For quick reference, the average gunshot rings in at 140 to 165 decibels. Most shooting hearing protection reduces those decibels by 20 to 30. But “real-world” noise protection ratings are typically lower than what’s advertised on the box. OSHA (the agency responsible for grading hearing protection) recommends subtracting 7 decibels from the advertised rating of the hearing protection you are considering using.
That means the average pair of earmuffs can reduce a 140-dB gunshot to around 117 to 124 decibels. That’ll put your ear pro at the safe limit. We recommend doubling up by wearing earmuffs and a pair of ear plugs. This will easily reduce the final volume you experience to at or below 110 dB.
It may be difficult to carry on normal conversation – or more importantly, receive instruction – while wearing hearing protection. So, if you dive fully into the shooting sport, it’s recommended you consider investing in electronic earmuffs. These earmuffs reduce the volume of gunfire while allowing regular noises (like human speech) to pass through built-in speakers in the headset.
Sounds simple, but most new shooters forget – or simply don’t consider – to wear a pair of comfortable tactical gloves while shooting. A proper pair of shooting gloves helps to protect your hands from “slide bite”, a common injury new shooters may experience while learning how to grip a handgun.
Gloves also help to insulate against felt recoil. They can help reduce or eliminate blisters one might suffer while learning to shoot, too. And naturally, new shooters may improperly grasp a firearm that’s hot to the touch, resulting in burns. Yet again, gloves will prevent this.
Before you shoot: The four rules of gun safety.
All four rules must never be broken, lest you wind up making a fatal mistake. Follow these simple rules, though, and you’ll have a great time every time you go shooting. These four rules guarantee safety for you and those around you, no matter the environment:
1. Always point the muzzle of a firearm in a safe direction.

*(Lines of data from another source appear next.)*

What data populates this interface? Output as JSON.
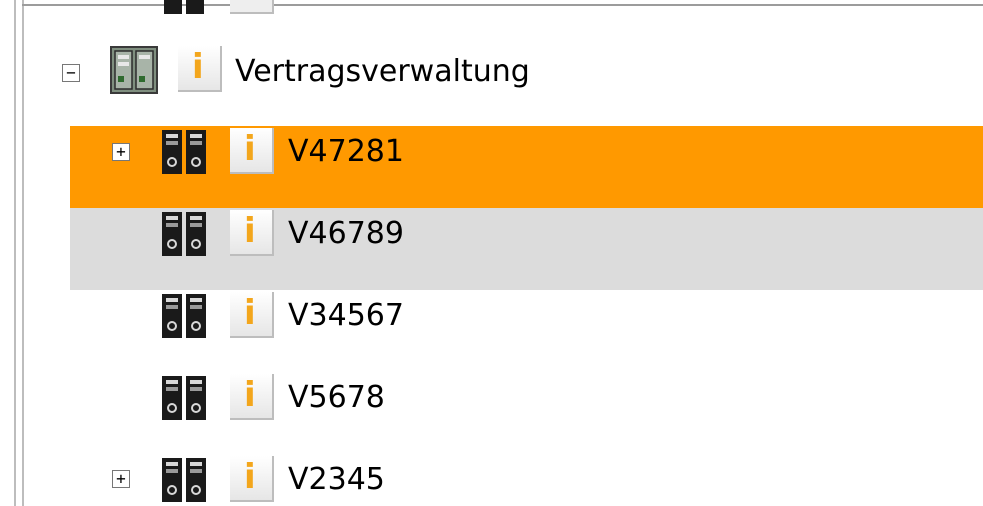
{
  "tree": {
    "parent": {
      "label": "Vertragsverwaltung",
      "toggle": "−"
    },
    "items": [
      {
        "label": "V47281",
        "toggle": "+",
        "state": "selected"
      },
      {
        "label": "V46789",
        "toggle": "",
        "state": "hover"
      },
      {
        "label": "V34567",
        "toggle": "",
        "state": "normal"
      },
      {
        "label": "V5678",
        "toggle": "",
        "state": "normal"
      },
      {
        "label": "V2345",
        "toggle": "+",
        "state": "normal"
      }
    ],
    "info_glyph": "i"
  },
  "colors": {
    "selected": "#ff9900",
    "hover": "#dcdcdc",
    "info": "#f3a61c"
  }
}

Never point a firearm at something you don’t intend to destroy. Always keep the muzzle of your firearm pointed at the ground, or downrange facing your target.
2. Treat every firearm as if it’s always loaded.

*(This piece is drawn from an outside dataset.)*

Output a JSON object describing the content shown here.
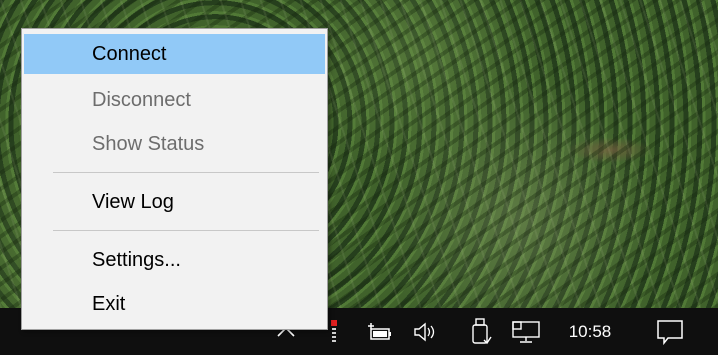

Many firearm deaths that occur annually aren’t caused by violent crime. They often happen because of negligent use. That means a person is handling a loaded firearm in an unsafe manner (see rule #1). And, too often, a user will improperly “clear” a firearm. That means checking to see if it’s unloaded.
Even if you would bet your life that the firearm you’re handling is certainly empty (which you never should), always treat it as if it’s loaded. This redundancy guarantees safety and it instills good shooting discipline.
3. Know your target and what’s behind it.
New shooters tend to focus so much on accuracy, they often neglect to consider what’s behind their target. Even if you’re at a shooting range, always confirm the range is safe before pulling the trigger. That means confirming no one is and nothing is behind the target, except the appropriate backdrop.
While such a situation may never occur at a professional shooting facility or staffed private range, public shooting ranges are often not supervised or staffed. At many public ranges, shooters must personally walk downrange to set up or retrieve a target. It’s always up to you to confirm the direction of your fire is safe for those around you.
4. Keep your finger off the trigger until you’re ready to shoot.
This is perhaps the most common – and derided – mistake new shooters make. It’s a natural and unfortunate habit that shooters often want to rest their finger on the trigger. After all, that’s where it normally resides when you’re locked, loaded, and ready to fire.
But if you’re not actively shooting, always keep your finger off the trigger. It’s a matter of preventing those negligent discharges, and it’s an important safety discipline all shooters should instill in themselves. If every gun owner always exercised this rule, there would be many fewer accidental gun deaths.